Drug induced modulation of T cell activation and differentiation in atopic dermatitis patients

Atopic dermatitis (AD) is a T cell dependent chronic relapsing inflammatory skin disorder. Cyclosporine A (CsA) has been shown to be an effective treatment for severe AD. We studied the effect of low-dose CsA therapy on T cell activity and T cell differentiation in AD patients. Using a whole blood assay we demonstrated that TcR signalling in peripheral blood T cells of CsA treated AD patients is reduced to 42% ± 18 but not totally blocked.
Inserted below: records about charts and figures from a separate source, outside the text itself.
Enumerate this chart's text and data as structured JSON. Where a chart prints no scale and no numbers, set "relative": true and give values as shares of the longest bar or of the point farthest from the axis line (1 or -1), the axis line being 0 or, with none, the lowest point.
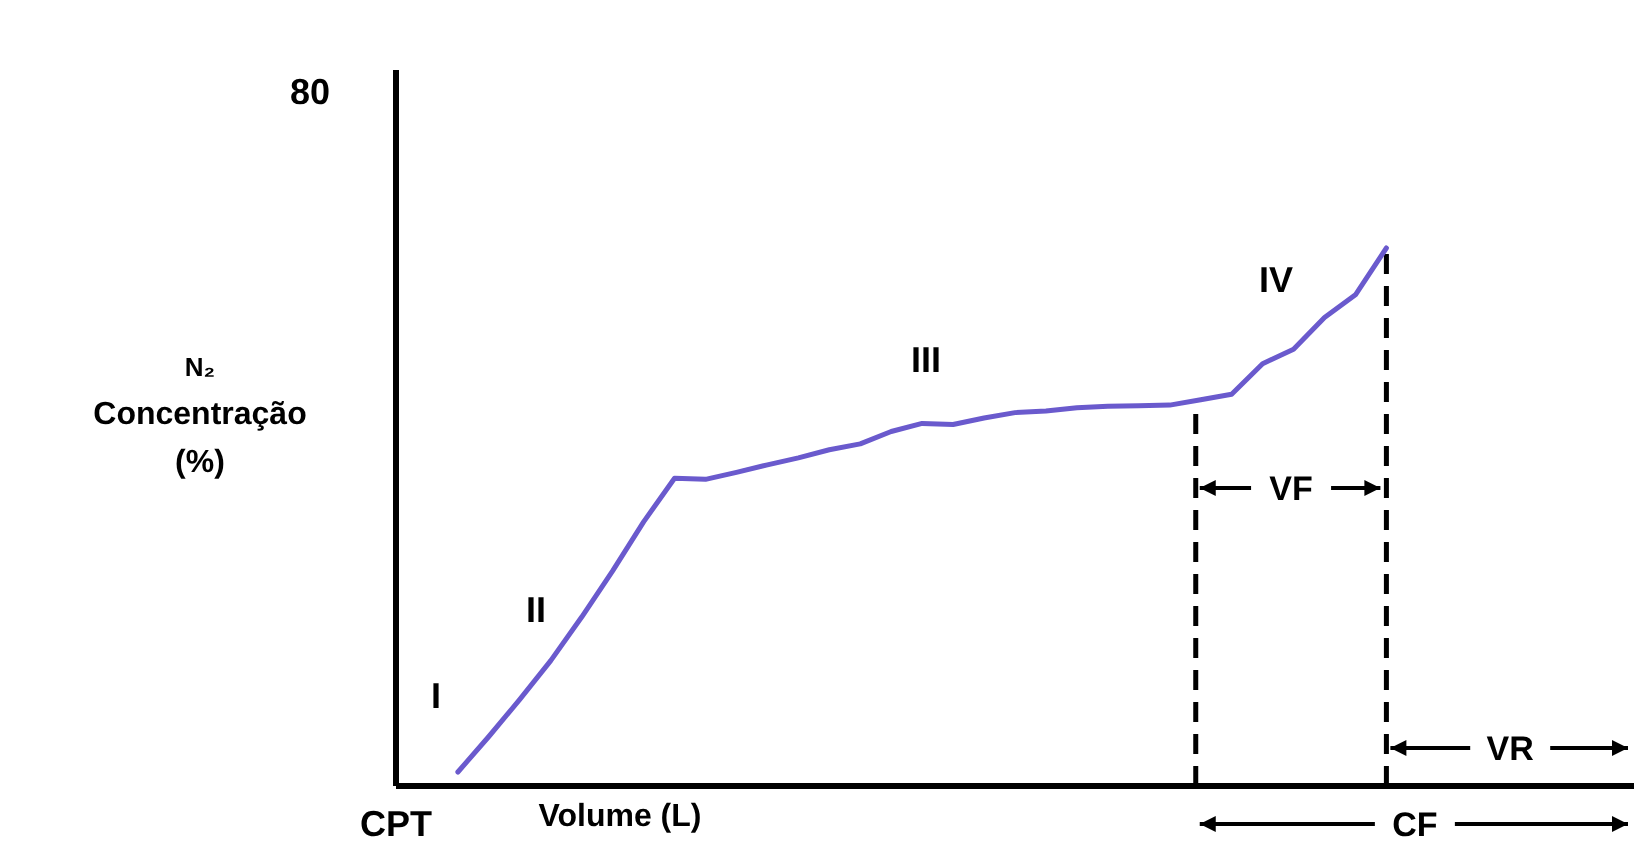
{
  "chart_data": {
    "type": "line",
    "relative": true,
    "ylabel": "N₂ Concentração (%)",
    "xlabel": "Volume (L)",
    "marker": "none",
    "line_style": "solid",
    "categories": [
      null,
      null,
      null,
      null,
      null,
      null,
      null,
      null,
      null,
      null,
      null,
      null,
      null,
      null,
      null,
      null,
      null,
      null,
      null,
      null,
      null,
      null,
      null,
      null,
      null,
      null,
      null,
      null,
      null,
      null,
      null,
      null,
      null,
      null,
      null,
      null,
      null,
      null,
      null,
      null,
      null
    ],
    "series": [
      {
        "color": "#6a5acd",
        "values": [
          null,
          null,
          0.026,
          0.092,
          0.161,
          0.233,
          0.314,
          0.4,
          0.491,
          0.572,
          0.57,
          0.583,
          0.597,
          0.61,
          0.625,
          0.636,
          0.659,
          0.674,
          0.672,
          0.684,
          0.694,
          0.697,
          0.703,
          0.706,
          0.707,
          0.708,
          0.718,
          0.728,
          0.785,
          0.812,
          0.871,
          0.913,
          1.0,
          null,
          null,
          null,
          null,
          null,
          null,
          null,
          null
        ]
      }
    ],
    "annotations": [
      "80",
      "CPT",
      "I",
      "II",
      "III",
      "IV",
      "VF",
      "VR",
      "CF"
    ]
  }
}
Such partial inhibition of TcR signalling allowed regulatory T cell induction under in vitro conditions. Therefore we asked is there an in vivo regulatory T cell induction, too. Indeed AD patients under low-dose CsA therapy have higher numbers and frequencies of functional regulatory T cells compared to untreated AD patients. To evaluate the causal connection between low-dose CsA treatment and higher regulatory T cell numbers we studied individual patients before and during CsA therapy. The data clearly indicate increased numbers and frequencies of regulatory T cells after onset of CsA therapy which remained stable during the therapy. The therapeutic effect of low-dose CsA therapy in AD patients could be due to both, inhibition of T cell hyperactivity and induction of suppressor T cells.